Through those years, I had family, mentors, and friends who modeled what it truly meant to care for others. They taught me empathy, the importance of embracing difference, and the conviction that love is best measured not in words but in action. My 11 years in the Marines—both active duty and reserve—instilled discipline and sacrifice, while also exposing me to different cultures, countries, and perspectives. In the Corps and beyond it, I came to understand the strength that diversity brings to both teams and societies. It was also there that I learned a deeper sense of patriotism. To me, being an American has never been about loud displays, empty slogans, or tearing others down to feel strong. Patriotism meant service, sacrifice, and the belief that we are at our best when we protect one another’s dignity and freedom. That understanding feels far removed from the way patriotism is too often portrayed in our country today.
The United States of America has always been an experiment—one built on lofty ideals but marred by deep divisions. Slavery, racism, and systemic inequities have long been part of our story. We’ve had moments of progress toward justice and equality, but today it feels like many of those gains have been rolled back ten steps. I fear that the promise of the American experiment is at risk—not because our ideals have changed, but because we have stopped choosing to live them out.

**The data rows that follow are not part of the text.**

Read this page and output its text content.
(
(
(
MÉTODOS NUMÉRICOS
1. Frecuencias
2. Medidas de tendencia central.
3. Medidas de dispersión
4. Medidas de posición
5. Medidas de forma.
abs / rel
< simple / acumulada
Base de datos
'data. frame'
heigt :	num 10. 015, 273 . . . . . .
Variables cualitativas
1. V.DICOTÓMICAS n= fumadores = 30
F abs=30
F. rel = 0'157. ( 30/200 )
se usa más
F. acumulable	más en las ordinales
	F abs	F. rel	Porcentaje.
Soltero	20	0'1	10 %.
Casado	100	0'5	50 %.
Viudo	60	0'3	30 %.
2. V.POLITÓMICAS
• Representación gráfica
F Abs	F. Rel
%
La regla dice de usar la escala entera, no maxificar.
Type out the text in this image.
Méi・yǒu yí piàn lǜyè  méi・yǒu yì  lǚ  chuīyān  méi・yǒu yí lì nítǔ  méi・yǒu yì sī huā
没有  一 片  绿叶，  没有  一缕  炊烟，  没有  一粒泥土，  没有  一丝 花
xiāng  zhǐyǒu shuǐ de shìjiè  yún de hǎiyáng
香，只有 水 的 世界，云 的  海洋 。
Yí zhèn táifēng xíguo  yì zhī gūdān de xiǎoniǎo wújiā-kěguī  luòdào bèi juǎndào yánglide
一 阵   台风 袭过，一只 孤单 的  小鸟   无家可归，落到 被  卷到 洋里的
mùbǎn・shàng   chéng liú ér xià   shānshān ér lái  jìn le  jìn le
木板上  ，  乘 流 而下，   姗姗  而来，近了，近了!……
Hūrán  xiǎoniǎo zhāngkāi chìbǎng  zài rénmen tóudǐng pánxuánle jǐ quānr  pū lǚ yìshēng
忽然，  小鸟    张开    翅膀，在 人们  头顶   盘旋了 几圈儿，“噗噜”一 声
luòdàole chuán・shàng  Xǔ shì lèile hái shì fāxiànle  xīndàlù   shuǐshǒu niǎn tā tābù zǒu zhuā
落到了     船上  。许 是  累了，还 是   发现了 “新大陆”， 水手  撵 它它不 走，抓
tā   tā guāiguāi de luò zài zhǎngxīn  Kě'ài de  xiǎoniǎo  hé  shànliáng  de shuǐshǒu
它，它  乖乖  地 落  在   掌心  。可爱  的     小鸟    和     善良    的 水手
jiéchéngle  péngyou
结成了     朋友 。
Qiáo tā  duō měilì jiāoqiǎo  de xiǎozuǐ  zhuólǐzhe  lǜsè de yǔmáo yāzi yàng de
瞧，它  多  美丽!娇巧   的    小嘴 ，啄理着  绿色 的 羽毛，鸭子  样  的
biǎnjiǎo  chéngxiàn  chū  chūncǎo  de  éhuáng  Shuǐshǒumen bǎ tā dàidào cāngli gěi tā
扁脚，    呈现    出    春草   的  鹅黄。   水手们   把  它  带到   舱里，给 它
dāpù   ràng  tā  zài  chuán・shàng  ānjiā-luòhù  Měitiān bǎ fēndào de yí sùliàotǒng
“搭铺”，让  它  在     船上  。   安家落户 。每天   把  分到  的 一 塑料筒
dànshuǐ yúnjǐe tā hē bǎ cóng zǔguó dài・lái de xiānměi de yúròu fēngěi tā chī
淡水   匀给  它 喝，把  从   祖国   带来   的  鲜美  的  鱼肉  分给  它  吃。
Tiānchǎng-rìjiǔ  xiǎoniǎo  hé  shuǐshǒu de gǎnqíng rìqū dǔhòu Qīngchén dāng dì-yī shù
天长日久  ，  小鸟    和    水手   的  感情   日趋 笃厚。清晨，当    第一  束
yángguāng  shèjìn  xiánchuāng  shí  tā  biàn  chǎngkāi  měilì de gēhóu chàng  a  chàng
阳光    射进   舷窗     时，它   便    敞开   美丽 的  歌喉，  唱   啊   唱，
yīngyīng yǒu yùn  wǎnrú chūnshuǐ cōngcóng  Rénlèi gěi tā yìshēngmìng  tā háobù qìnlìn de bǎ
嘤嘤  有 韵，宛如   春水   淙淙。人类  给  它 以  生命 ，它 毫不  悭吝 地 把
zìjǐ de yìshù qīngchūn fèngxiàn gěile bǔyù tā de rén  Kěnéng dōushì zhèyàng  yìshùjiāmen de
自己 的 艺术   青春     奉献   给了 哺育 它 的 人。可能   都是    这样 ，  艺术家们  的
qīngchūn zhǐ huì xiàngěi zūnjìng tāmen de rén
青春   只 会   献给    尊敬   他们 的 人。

When I moved to North Carolina in the early 1990s, traveled internationally, and later settled in Seattle in 2014, my perspective widened. I saw firsthand the richness of our shared humanity and the power of compassion to bridge even the widest divides. Yet today, I look around and see an America that feels different. An America where education is dismissed, bullying and name-calling are normalized, and racism is wielded as a weapon of control. I am grieved by what families of color endure daily, by the growing challenges women continue to face in this season, and by the harsh realities my diverse community of friends and colleagues continues to navigate.
Who have we become?
For me, the commitment to kindness and goodness has been lifelong. Over 25 years ago, I left the corporate world to dedicate myself to social justice, promoting positive social change, and lifting up the next generation. My faith still calls me to love my neighbor, but let’s be clear—that neighbor is not just the person who looks like me, lives next door, or shares my views. Jesus made that plain. Our neighbor is the stranger. The foreigner. The one who is different. The one who is often dismissed. Loving our neighbor means empathy without borders and compassion without conditions—whether that neighbor is Black or white, rich or poor, gay or straight, transgender, cisgender, or however one identifies within the LGBTQIA+ community. The call is not selective; it is expansive. And here’s the truth: what you do and what you say matters. It shapes the world we hand to the next generation.
This isn’t just Christianity’s message. Judaism, Islam, Hinduism, Buddhism, Sikhism, and Indigenous spiritual traditions all echo the same truth. To love your neighbor is a universal call that has anchored humanity across cultures and centuries. It is not old-fashioned or weak. It is revolutionary. It is the only path forward if we are truly committed to healing our nation and leaving a better legacy for future generations.
And so I keep coming back to this simple truth: Be Kind. Do Good. It should never be politicized or dismissed. It should be our way of life. If we fail to live it, we are not only betraying our neighbors, we are betraying ourselves.
Because if we stop choosing kindness and turn our backs on doing good, the next generation will grow up believing that hate is stronger than love. That is not who we are. And it must not be our legacy.